The European Union failed to seal a deal on Basel bank rules after disagreeing on bonuses, capital requirements for big lenders and disclosure of profit and tax at talks in Brussels yesterday.
Lawmakers will resume negotiations with governments on Feb. 27 in a bid to avoid further delays after the bloc missed the new-year deadline to begin implementing the so-called Basel III accord.
“We are not ready now,” Othmar Karas, the legislator in charge of the EU parliament’s work on the rules told reporters after the talks yesterday. “I think the council had no mandate to finalize” the discussions, he said, referring to the grouping of EU governments currently chaired by Ireland.
The EU, like the U.S., has struggled to agree on legislation to apply the international standards on capital, known as Basel III, which were published in 2010 as part of efforts to prevent any repeat of the financial crisis that followed the collapse of Lehman Brothers Holdings Inc.
Talks were deadlocked last night on five issues, Karas said. Lawmakers failed to agree on bonus conditions which would allow bankers to receive as much as twice their fixed pay with shareholder approval, powers for the European Banking Authority, capital requirements for systemically important lenders, tax and profit disclosure and the ability of individual states to impose tougher rules.
On tax disclosure, “the question of basic transparency requirements” of the profits banks make, taxes they pay and subsidies they receive “on a country-by-country basis” was not resolved and will also be discussed next week, according to a separate statement by Karas and other lawmakers.
Another unresolved issue going into next week’s talks is how much flexibility EU states would have to impose stricter rules on their banks.
Still, Karas said that the talks did find consensus on the need to phase in a liquidity ratio by 2018, one year ahead of the schedule agreed on last month by global regulators. The measure requires banks to hold enough easy-to-sell assets to survive a 30-day funding squeeze.
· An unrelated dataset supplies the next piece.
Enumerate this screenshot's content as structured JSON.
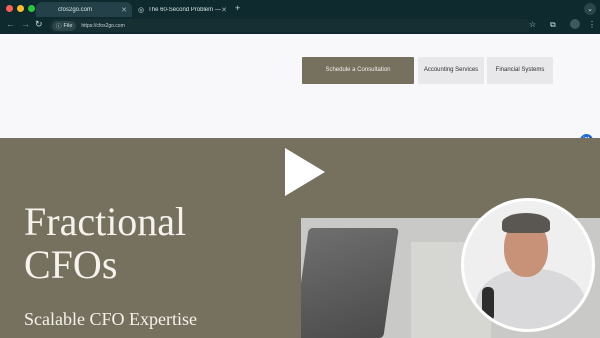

EU lawmakers have insisted that the EU legislation to implement Basel III include curbs on variable pay as part of a quest to reshape lenders as utilities rather than money-making machines.
Members of the assembly’s economic and monetary affairs committee called last year for an outright ban on bonuses that exceed fixed pay.
“Imposing a cap on the ratio of variable to fixed pay runs a high risk of increasing fixed salaries,” Isabel Pooley, a lawyer at CMS Cameron McKenna, said in an e-mailed statement.
Governments sought to reopen a draft deal reached in December by the assembly and Cyprus, which then held the EU presidency, to cap banker bonuses at twice fixed pay. Under that proposal, bonuses exceeding fixed salary would be allowed only if the majority of a bank’s shareholders voted in favor.
Several nations, including the U.K., opposed that plan at a meeting last week. The British proposal included retaining existing EU rules that require some portion of bonus awards to be deferred and ensuring that payouts can be clawed back, according to officials.
The Basel Committee on Banking Supervision brings together banking regulators from 27 nations including to the U.S., U.K., and China to coordinate their prudential rule-making.
The Basel III measures, which must be written into national laws, would more than triple the core capital lenders must hold and set standards for how lenders should manage risks.
In anticipation of tighter capital rules, lenders are selling shares, eliminating jobs and trimming costs. BNP Paribas SA, France’s largest bank, announced plans to reduce expenses and boost its dividend last week. Deutsche Bank AG, Germany’s biggest lender, said Jan. 31 it exceeded a goal for raising capital levels and eliminated more than 1,400 staff.